Of course, checking and verifying error handling is often considered a low priority, as long as errors & exceptions are handled (i.e. caught), not much emphasis is given to it. It's a mentally unrewarding place of the codebase for developers or QA to evaluate, as error conditions often have a negative connotation (i.e. mistake or failure) associated with them.


I think the reason is that error reporting/handling are always done as an after thought. Even when they are not entirely after thought, they're mostly second class citizens in the overall design.

Modern software usually consists of multiple layer. When your error reporting logic is laid down in a rush without too much thought, it's often difficult to gather all the information required to present useful error messages.

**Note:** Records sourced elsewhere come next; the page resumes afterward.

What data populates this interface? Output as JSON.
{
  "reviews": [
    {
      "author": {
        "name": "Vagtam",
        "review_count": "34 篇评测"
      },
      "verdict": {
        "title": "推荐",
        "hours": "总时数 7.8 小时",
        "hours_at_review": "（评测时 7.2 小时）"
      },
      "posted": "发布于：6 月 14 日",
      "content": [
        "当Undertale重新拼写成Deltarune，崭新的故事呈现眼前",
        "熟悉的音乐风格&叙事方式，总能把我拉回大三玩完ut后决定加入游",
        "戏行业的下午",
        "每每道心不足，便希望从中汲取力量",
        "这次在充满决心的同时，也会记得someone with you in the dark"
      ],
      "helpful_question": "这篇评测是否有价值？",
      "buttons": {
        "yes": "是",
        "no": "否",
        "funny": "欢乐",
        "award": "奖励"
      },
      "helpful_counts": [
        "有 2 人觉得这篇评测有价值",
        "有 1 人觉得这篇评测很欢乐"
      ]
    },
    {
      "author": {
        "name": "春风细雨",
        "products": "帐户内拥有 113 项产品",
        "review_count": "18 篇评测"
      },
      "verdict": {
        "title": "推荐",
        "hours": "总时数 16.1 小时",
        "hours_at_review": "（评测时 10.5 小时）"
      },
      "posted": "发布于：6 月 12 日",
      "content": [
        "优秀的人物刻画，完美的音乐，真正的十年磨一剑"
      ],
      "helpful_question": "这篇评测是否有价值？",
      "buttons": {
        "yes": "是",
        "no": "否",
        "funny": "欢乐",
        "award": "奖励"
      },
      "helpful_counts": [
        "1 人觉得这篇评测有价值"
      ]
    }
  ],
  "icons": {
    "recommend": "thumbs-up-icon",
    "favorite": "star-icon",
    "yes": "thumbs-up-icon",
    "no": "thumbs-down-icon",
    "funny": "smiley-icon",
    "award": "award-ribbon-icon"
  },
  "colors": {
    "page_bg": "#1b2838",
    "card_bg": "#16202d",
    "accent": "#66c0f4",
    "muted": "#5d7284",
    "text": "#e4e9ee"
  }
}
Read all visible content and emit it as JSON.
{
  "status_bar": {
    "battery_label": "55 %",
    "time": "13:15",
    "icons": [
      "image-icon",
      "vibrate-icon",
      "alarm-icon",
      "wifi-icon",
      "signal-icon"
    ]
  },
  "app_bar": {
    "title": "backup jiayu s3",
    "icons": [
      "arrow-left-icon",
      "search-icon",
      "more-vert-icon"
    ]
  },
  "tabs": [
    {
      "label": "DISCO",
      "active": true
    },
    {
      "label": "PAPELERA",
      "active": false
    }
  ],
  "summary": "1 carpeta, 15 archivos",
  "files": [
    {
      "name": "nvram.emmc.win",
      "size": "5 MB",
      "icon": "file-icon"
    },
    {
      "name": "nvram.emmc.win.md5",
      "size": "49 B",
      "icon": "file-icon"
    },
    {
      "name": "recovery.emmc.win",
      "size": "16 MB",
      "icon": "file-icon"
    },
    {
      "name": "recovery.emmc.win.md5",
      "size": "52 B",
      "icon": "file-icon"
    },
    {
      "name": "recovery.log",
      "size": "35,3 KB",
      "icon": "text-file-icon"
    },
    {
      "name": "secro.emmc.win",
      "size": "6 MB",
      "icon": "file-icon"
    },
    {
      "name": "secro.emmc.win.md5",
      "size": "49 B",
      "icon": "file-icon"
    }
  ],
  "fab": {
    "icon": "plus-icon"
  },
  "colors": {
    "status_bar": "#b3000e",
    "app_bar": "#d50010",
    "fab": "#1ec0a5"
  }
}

For example, the error is caught in the back-end, but it needs some information from higher layers to compose a comprehensive error message. Most good error messages need information from almost all layers (to give us a comprehensive view of what happened in the system). The ideal error message would look like "OK, we first received a string, then it passed through the parser which gave something funny, you might want to look there. Anyway, the thing was passed further down..."

Doing it would often require unnecessary coupling if the error reporting mechanism was not first class citizen during design phase. I guess most people just find that too much work to do for something that doesn't look impressive (who likes to say "See? My program crashed, and the error message is useful!").